As I reach the end of my 2011 blog-a-week-marathon, these posts are becoming as short as the days, and ‘weekly’ only in the sense of always being a week late.
Real life has a habit of rudely intruding upon the pleasurable pastime of blogging, and my offline world has been particularly rude in the last couple of weeks. Which is pretty much all the excuse I need to make my 48th post about mindfulness.
I blogged ages ago about my discovery – initially hesitant – of mindfulness meditation; and despite lapsing out of a regular schedule (just as with the blogging) I consistently find myself returning to mindfulness during particularly busy periods. It is, I have found, a jolly effective safety net.
And so it was with the usual sense of satisfaction I feel when I chance upon an article that brings together two things I’m interested in that I noticed a tweeted link to this post about why bloggers should meditate, by Irish-born London-based author Orna Ross (Orna’s blog is here).
It’s not entirely clear whether when Orna writes about meditation that she is referring to mindfulness meditation (there are several approaches), but I should imagine that the points hold.

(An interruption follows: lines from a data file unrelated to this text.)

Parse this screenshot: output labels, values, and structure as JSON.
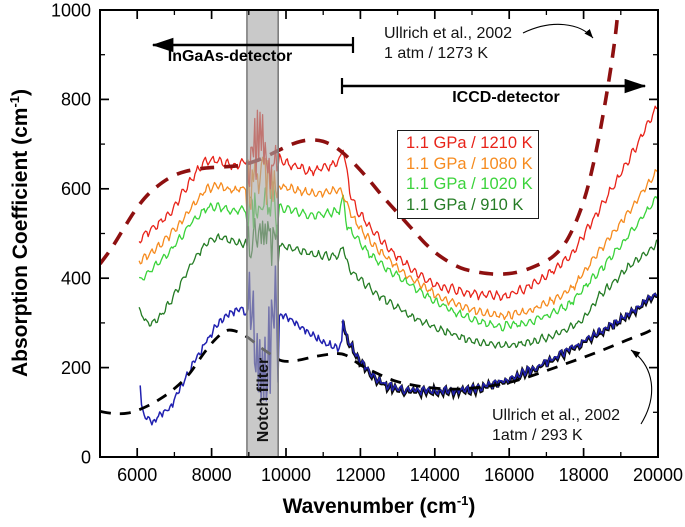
{
  "legend": {
    "items": [
      {
        "label": "1.1 GPa / 1210 K",
        "color": "#e82319"
      },
      {
        "label": "1.1 GPa / 1080 K",
        "color": "#f68b1f"
      },
      {
        "label": "1.1 GPa / 1020 K",
        "color": "#3bd33b"
      },
      {
        "label": "1.1 GPa / 910 K",
        "color": "#257c25"
      }
    ]
  },
  "annotations": {
    "ullrich_top": {
      "line1": "Ullrich et al., 2002",
      "line2": "1 atm / 1273 K"
    },
    "ullrich_bottom": {
      "line1": "Ullrich et al., 2002",
      "line2": "1atm / 293 K"
    }
  },
  "detectors": {
    "ingaas": "InGaAs-detector",
    "iccd": "ICCD-detector"
  },
  "chart_data": {
    "type": "line",
    "title": "",
    "x_axis": {
      "label": {
        "pre": "Wavenumber (cm",
        "sup": "-1",
        "post": ")"
      },
      "min": 5000,
      "max": 20000,
      "major_ticks": [
        6000,
        8000,
        10000,
        12000,
        14000,
        16000,
        18000,
        20000
      ],
      "minor_step": 1000
    },
    "y_axis": {
      "label": {
        "pre": "Absorption Coefficient (cm",
        "sup": "-1",
        "post": ")"
      },
      "min": 0,
      "max": 1000,
      "major_ticks": [
        0,
        200,
        400,
        600,
        800,
        1000
      ],
      "minor_step": 100
    },
    "notch_filter": {
      "label": "Notch filter",
      "from": 8950,
      "to": 9790,
      "band_color": "#a8a8a8"
    },
    "series": [
      {
        "name": "1.1 GPa / 910 K",
        "type": "noisy",
        "color": "#257c25",
        "width": 1.3,
        "fringe_amp": 7,
        "fringe_period": 7.2,
        "rand_amp": 4,
        "notch_amp": 45,
        "points": [
          [
            6050,
            332
          ],
          [
            6200,
            306
          ],
          [
            6400,
            298
          ],
          [
            6700,
            322
          ],
          [
            7000,
            362
          ],
          [
            7300,
            408
          ],
          [
            7600,
            452
          ],
          [
            7900,
            482
          ],
          [
            8200,
            492
          ],
          [
            8600,
            480
          ],
          [
            8950,
            478
          ],
          [
            9350,
            492
          ],
          [
            9790,
            476
          ],
          [
            10200,
            466
          ],
          [
            10700,
            454
          ],
          [
            11100,
            449
          ],
          [
            11440,
            452
          ],
          [
            11540,
            474
          ],
          [
            11650,
            428
          ],
          [
            11900,
            404
          ],
          [
            12300,
            374
          ],
          [
            12800,
            344
          ],
          [
            13400,
            314
          ],
          [
            14000,
            289
          ],
          [
            14700,
            267
          ],
          [
            15300,
            254
          ],
          [
            15900,
            249
          ],
          [
            16500,
            255
          ],
          [
            17200,
            272
          ],
          [
            17900,
            300
          ],
          [
            18440,
            362
          ],
          [
            19250,
            428
          ],
          [
            20000,
            478
          ]
        ]
      },
      {
        "name": "1.1 GPa / 1020 K",
        "type": "noisy",
        "color": "#3bd33b",
        "width": 1.3,
        "fringe_amp": 7,
        "fringe_period": 7.8,
        "rand_amp": 4,
        "notch_amp": 55,
        "points": [
          [
            6050,
            396
          ],
          [
            6350,
            418
          ],
          [
            6700,
            445
          ],
          [
            7100,
            484
          ],
          [
            7500,
            530
          ],
          [
            7850,
            556
          ],
          [
            8150,
            560
          ],
          [
            8550,
            550
          ],
          [
            8950,
            554
          ],
          [
            9350,
            572
          ],
          [
            9790,
            560
          ],
          [
            10150,
            552
          ],
          [
            10650,
            540
          ],
          [
            11050,
            544
          ],
          [
            11440,
            552
          ],
          [
            11530,
            582
          ],
          [
            11630,
            520
          ],
          [
            11850,
            492
          ],
          [
            12200,
            458
          ],
          [
            12700,
            422
          ],
          [
            13300,
            388
          ],
          [
            13900,
            352
          ],
          [
            14600,
            322
          ],
          [
            15200,
            302
          ],
          [
            15800,
            292
          ],
          [
            16400,
            298
          ],
          [
            17000,
            315
          ],
          [
            17600,
            340
          ],
          [
            18440,
            418
          ],
          [
            19250,
            500
          ],
          [
            20000,
            582
          ]
        ]
      },
      {
        "name": "1.1 GPa / 1080 K",
        "type": "noisy",
        "color": "#f68b1f",
        "width": 1.3,
        "fringe_amp": 7,
        "fringe_period": 7.0,
        "rand_amp": 4,
        "notch_amp": 55,
        "points": [
          [
            6050,
            436
          ],
          [
            6350,
            455
          ],
          [
            6700,
            480
          ],
          [
            7100,
            518
          ],
          [
            7500,
            562
          ],
          [
            7850,
            600
          ],
          [
            8150,
            606
          ],
          [
            8500,
            596
          ],
          [
            8950,
            602
          ],
          [
            9350,
            622
          ],
          [
            9790,
            606
          ],
          [
            10150,
            600
          ],
          [
            10650,
            590
          ],
          [
            11050,
            592
          ],
          [
            11440,
            597
          ],
          [
            11610,
            572
          ],
          [
            11800,
            536
          ],
          [
            12100,
            500
          ],
          [
            12500,
            462
          ],
          [
            13000,
            424
          ],
          [
            13500,
            392
          ],
          [
            14100,
            360
          ],
          [
            14700,
            336
          ],
          [
            15300,
            322
          ],
          [
            15900,
            316
          ],
          [
            16500,
            325
          ],
          [
            17100,
            348
          ],
          [
            17700,
            378
          ],
          [
            18440,
            463
          ],
          [
            19250,
            553
          ],
          [
            20000,
            645
          ]
        ]
      },
      {
        "name": "1.1 GPa / 1210 K",
        "type": "noisy",
        "color": "#e82319",
        "width": 1.3,
        "fringe_amp": 8,
        "fringe_period": 7.5,
        "rand_amp": 4,
        "notch_amp": 85,
        "points": [
          [
            6050,
            485
          ],
          [
            6300,
            505
          ],
          [
            6600,
            522
          ],
          [
            6900,
            548
          ],
          [
            7200,
            588
          ],
          [
            7500,
            628
          ],
          [
            7800,
            660
          ],
          [
            8100,
            666
          ],
          [
            8400,
            656
          ],
          [
            8700,
            652
          ],
          [
            8950,
            665
          ],
          [
            9350,
            700
          ],
          [
            9790,
            668
          ],
          [
            10050,
            655
          ],
          [
            10350,
            650
          ],
          [
            10650,
            638
          ],
          [
            10950,
            645
          ],
          [
            11250,
            652
          ],
          [
            11440,
            662
          ],
          [
            11530,
            696
          ],
          [
            11610,
            650
          ],
          [
            11720,
            590
          ],
          [
            11900,
            553
          ],
          [
            12200,
            520
          ],
          [
            12600,
            480
          ],
          [
            13000,
            446
          ],
          [
            13500,
            412
          ],
          [
            14000,
            386
          ],
          [
            14700,
            370
          ],
          [
            15300,
            362
          ],
          [
            15900,
            360
          ],
          [
            16500,
            380
          ],
          [
            17100,
            412
          ],
          [
            17700,
            455
          ],
          [
            18440,
            555
          ],
          [
            19200,
            662
          ],
          [
            20000,
            788
          ]
        ]
      },
      {
        "name": "blue-spectrum",
        "type": "noisy",
        "color": "#2121b0",
        "width": 1.5,
        "fringe_amp": 6,
        "fringe_period": 5.5,
        "rand_amp": 5,
        "notch_amp": 155,
        "shadow": true,
        "shadow_from": 11500,
        "points": [
          [
            6080,
            168
          ],
          [
            6130,
            102
          ],
          [
            6260,
            88
          ],
          [
            6420,
            79
          ],
          [
            6560,
            92
          ],
          [
            6700,
            100
          ],
          [
            6860,
            108
          ],
          [
            7020,
            130
          ],
          [
            7220,
            162
          ],
          [
            7420,
            196
          ],
          [
            7620,
            224
          ],
          [
            7820,
            252
          ],
          [
            8020,
            280
          ],
          [
            8220,
            302
          ],
          [
            8420,
            318
          ],
          [
            8620,
            328
          ],
          [
            8820,
            330
          ],
          [
            8950,
            322
          ],
          [
            9200,
            210
          ],
          [
            9500,
            200
          ],
          [
            9790,
            318
          ],
          [
            10050,
            310
          ],
          [
            10350,
            296
          ],
          [
            10650,
            276
          ],
          [
            10950,
            260
          ],
          [
            11250,
            248
          ],
          [
            11430,
            246
          ],
          [
            11500,
            255
          ],
          [
            11535,
            322
          ],
          [
            11580,
            278
          ],
          [
            11680,
            260
          ],
          [
            11820,
            238
          ],
          [
            12020,
            212
          ],
          [
            12320,
            184
          ],
          [
            12620,
            164
          ],
          [
            13000,
            152
          ],
          [
            13500,
            148
          ],
          [
            14000,
            147
          ],
          [
            14500,
            148
          ],
          [
            15000,
            152
          ],
          [
            15500,
            161
          ],
          [
            16000,
            175
          ],
          [
            16500,
            192
          ],
          [
            17000,
            213
          ],
          [
            17500,
            236
          ],
          [
            18000,
            258
          ],
          [
            18500,
            283
          ],
          [
            19000,
            308
          ],
          [
            19500,
            336
          ],
          [
            20000,
            368
          ]
        ]
      },
      {
        "name": "Ullrich et al., 2002 — 1 atm / 1273 K",
        "type": "dashed",
        "color": "#8e1010",
        "width": 3.6,
        "dash": "14 10",
        "points": [
          [
            5000,
            432
          ],
          [
            5300,
            466
          ],
          [
            5600,
            506
          ],
          [
            5900,
            546
          ],
          [
            6200,
            579
          ],
          [
            6500,
            603
          ],
          [
            6900,
            626
          ],
          [
            7300,
            639
          ],
          [
            7800,
            646
          ],
          [
            8300,
            649
          ],
          [
            8800,
            653
          ],
          [
            9300,
            666
          ],
          [
            9800,
            686
          ],
          [
            10200,
            701
          ],
          [
            10600,
            709
          ],
          [
            11000,
            706
          ],
          [
            11400,
            689
          ],
          [
            11800,
            659
          ],
          [
            12200,
            623
          ],
          [
            12600,
            583
          ],
          [
            13000,
            546
          ],
          [
            13400,
            509
          ],
          [
            13800,
            473
          ],
          [
            14200,
            446
          ],
          [
            14700,
            423
          ],
          [
            15200,
            413
          ],
          [
            15700,
            409
          ],
          [
            16200,
            413
          ],
          [
            16700,
            427
          ],
          [
            17200,
            450
          ],
          [
            17600,
            492
          ],
          [
            18000,
            572
          ],
          [
            18300,
            670
          ],
          [
            18600,
            802
          ],
          [
            18850,
            940
          ],
          [
            19000,
            1070
          ]
        ]
      },
      {
        "name": "Ullrich et al., 2002 — 1atm / 293 K",
        "type": "dashed",
        "color": "#000000",
        "width": 2.8,
        "dash": "11 9",
        "points": [
          [
            5000,
            102
          ],
          [
            5400,
            97
          ],
          [
            5800,
            99
          ],
          [
            6200,
            111
          ],
          [
            6600,
            129
          ],
          [
            7000,
            153
          ],
          [
            7400,
            186
          ],
          [
            7800,
            233
          ],
          [
            8100,
            263
          ],
          [
            8400,
            283
          ],
          [
            8700,
            280
          ],
          [
            9000,
            266
          ],
          [
            9300,
            246
          ],
          [
            9600,
            229
          ],
          [
            9900,
            215
          ],
          [
            10300,
            216
          ],
          [
            10800,
            225
          ],
          [
            11300,
            231
          ],
          [
            11600,
            228
          ],
          [
            12000,
            206
          ],
          [
            12400,
            189
          ],
          [
            12900,
            171
          ],
          [
            13400,
            161
          ],
          [
            14000,
            154
          ],
          [
            14600,
            152
          ],
          [
            15200,
            156
          ],
          [
            15800,
            163
          ],
          [
            16400,
            176
          ],
          [
            17000,
            193
          ],
          [
            17600,
            211
          ],
          [
            18200,
            229
          ],
          [
            18800,
            249
          ],
          [
            19300,
            266
          ],
          [
            19700,
            279
          ],
          [
            20000,
            293
          ]
        ]
      }
    ]
  }
}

As well as opening up creative space and fostering insight, meditation can – on a more practical note – free blogging-blockages, help us to care less about potential criticism of what we write, and improve concentration.
Intuitively, these things make sense, or did to me at least, and I would love to think that I could, in the weeks to come, test them out. The challenge, as always, is finding the time. Because meditation rightly takes time. And so does blogging. Bugger!
There’s a risk of becoming evangelical about something that, like mindfulness, works really well for you: it isn’t necessarily right for everyone, and in any case I’m sure that the act of exploring/discovering it for oneself is part of the key to making it stick. But if you are interested in finding out more, The Mindfulness Manifesto is an absolutely excellent place to start.